LinkedIn faces a proposed class action over its alleged monopolization of the professional social networking market.
The 115-page antitrust lawsuit contends that a slew of anticompetitive conduct on the part of LinkedIn has caused premium subscribers to be overcharged and allowed the social media network to pull in “supracompetitive profits” by way of inflated subscription prices and sales of user data.
According to the suit, LinkedIn’s dominance in the professional social networking market has been protected since at least 2015 by the “powerful barrier to entry” created by the combined might of the company’s data centralization and aggregation, machine learning and artificial intelligence infrastructure, and inferred data. This barrier to entry was powerful enough to allow LinkedIn to command $26.5 billion when it was acquired in 2016 by Microsoft, the lawsuit relays, alleging the combination of the companies’ powers has greatly fortified LinkedIn’s stranglehold on the professional social networking arena.
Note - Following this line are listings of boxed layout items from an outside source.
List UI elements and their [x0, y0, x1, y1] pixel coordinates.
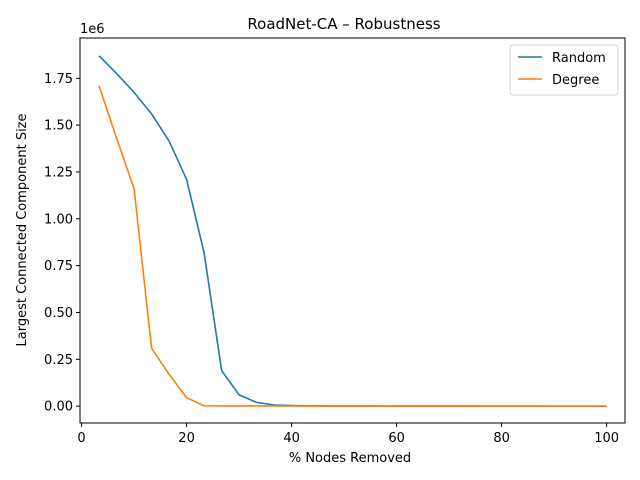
chart-title: RoadNet-CA – Robustness [247, 15, 440, 33]
x-tick-label: 20 [178, 431, 195, 446]
x-tick-label: 60 [388, 431, 405, 446]
legend: Random Degree [509, 44, 619, 96]
y-tick-label: 1.75 [44, 72, 73, 87]
series-line-degree [98, 85, 607, 407]
y-tick-label: 0.75 [44, 259, 73, 274]
y-tick-label: 0.50 [44, 306, 73, 321]
legend-label: Degree [552, 73, 599, 88]
x-tick-label: 40 [283, 431, 300, 446]
y-axis-label: Largest Connected Component Size [15, 113, 30, 346]
x-tick-label: 0 [77, 431, 85, 446]
legend-label: Random [552, 51, 606, 66]
y-tick-label: 1.50 [44, 119, 73, 134]
y-tick-label: 0.25 [44, 353, 73, 368]
y-axis: 0.00 0.25 0.50 0.75 1.00 1.25 1.50 1.75 [44, 72, 80, 415]
series-line-random [98, 55, 607, 407]
x-axis-label: % Nodes Removed [289, 451, 411, 466]
x-axis: 0 20 40 60 80 100 [77, 423, 619, 446]
x-tick-label: 80 [493, 431, 510, 446]
y-tick-label: 1.00 [44, 212, 73, 227]
plot-frame [79, 37, 626, 424]
series-lines [98, 55, 607, 407]
y-tick-label: 0.00 [44, 400, 73, 415]
x-tick-label: 100 [594, 431, 619, 446]
y-scale-label: 1e6 [80, 22, 105, 37]
y-tick-label: 1.25 [44, 165, 73, 180]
“At the time of this Complaint, [LinkedIn’s data, machine learning, and inference barrier to entry] represents a near-insurmountable, and growing, barrier to meaningful entry in the professional social networking market, let alone entry at sufficient scale to effectively check LinkedIn’s pricing and subscription terms,” the complaint charges.
Per the case, LinkedIn’s allegedly anticompetitive conduct has ultimately harmed its own users, who have paid more for their subscriptions than they would have if a rival platform had been allowed to “serve as a price check.”
In the wake of Microsoft’s acquisition of the defendant, LinkedIn has, according to the lawsuit:
Sold premium subscribers’ data to unnamed “partners” without allowing users to opt out, which the lawsuit says “forcibly grafts a negative value feature” onto LinkedIn’s subscription product that materially harms market competition;
Deployed “sophisticated technological countermeasures” designed specifically to prevent users’ public data from being accessed by potential or actual competitors, which allows LinkedIn to maintain and fortify its grip on points of market entry; and
Aggressively integrated its “unmatched” repository of professional social networking data and powerful AI and machine-learning capabilities with Microsoft’s Azure cloud servers.
Further, the proposed class action alleges LinkedIn, either expressly or tacitly, has divided the market with its “most natural competitor,” Facebook, by way of an allegedly clandestine agreement that “apparently continues to this day.”
Per the lawsuit, a few years of quick, exponential growth at LinkedIn, credited in part to founder Reid Hoffman’s “blitzscaling” approach to rapidly growing the company based on the idea that a product is more valuable the more consumers use it, fell short of surmounting the obstacles of user engagement and monetization. The suit alleges that by the mid-2010s, as it became clear to LinkedIn that its real profit-center was rooted in user data, the company engaged in “a series of coordinated actions” to effectively weaponize its large-scale data acquisition, machine learning and AI apparatus. The goal of all this, the lawsuit says, was to not only “supercharge” profits but to erect, maintain and fortify “the barrier to entry around its business.”
According to the lawsuit, many speculated around 2015 that Facebook was secretly developing a new product called Facebook at Work as a way to compete with LinkedIn. Internally, Facebook was, at the time, “preparing for scorched earth competition with LinkedIn,” the case claims, and senior Facebook execs “scrambled” to audit every application using the platform’s APIs and categorize each by whether it was a competitive threat, the suit says.
Per the case, the fact that LinkedIn has “suffered no public problems or deprecation” in the years since Facebook prepared to go to battle against all would-be competitors “speaks volumes.”
“From April 2015 until the present, LinkedIn suffered no public problems or deprecation after Facebook privatized its APIs, indicating to some degree of certainty thata deal of some sort was in fact struck between the companies. And the other side of the equation—Facebook’s behavior—has been even more striking. Despite entering every adjacent market within its grasp, and seeking to leverage its professional social networking data and tools in products from messaging, to video, to gaming, and beyond, Facebook never entered the market for professional social networking. Even the expected Facebook at Work product, which was released under the name Workplace, had a glaring omission—it was released without any professional social networking functionality, and there was no competing subscription social networking product to rival LinkedIn. Facebook had carefully excised from its Workplace product features that would compete with LinkedIn’s professional social networking products and services.”
The lawsuit looks to represent all persons, business associations, entities and corporations who purchased LinkedIn Premium services or otherwise paid LinkedIn for any upgraded account features at any time from January 13, 2018 through the present.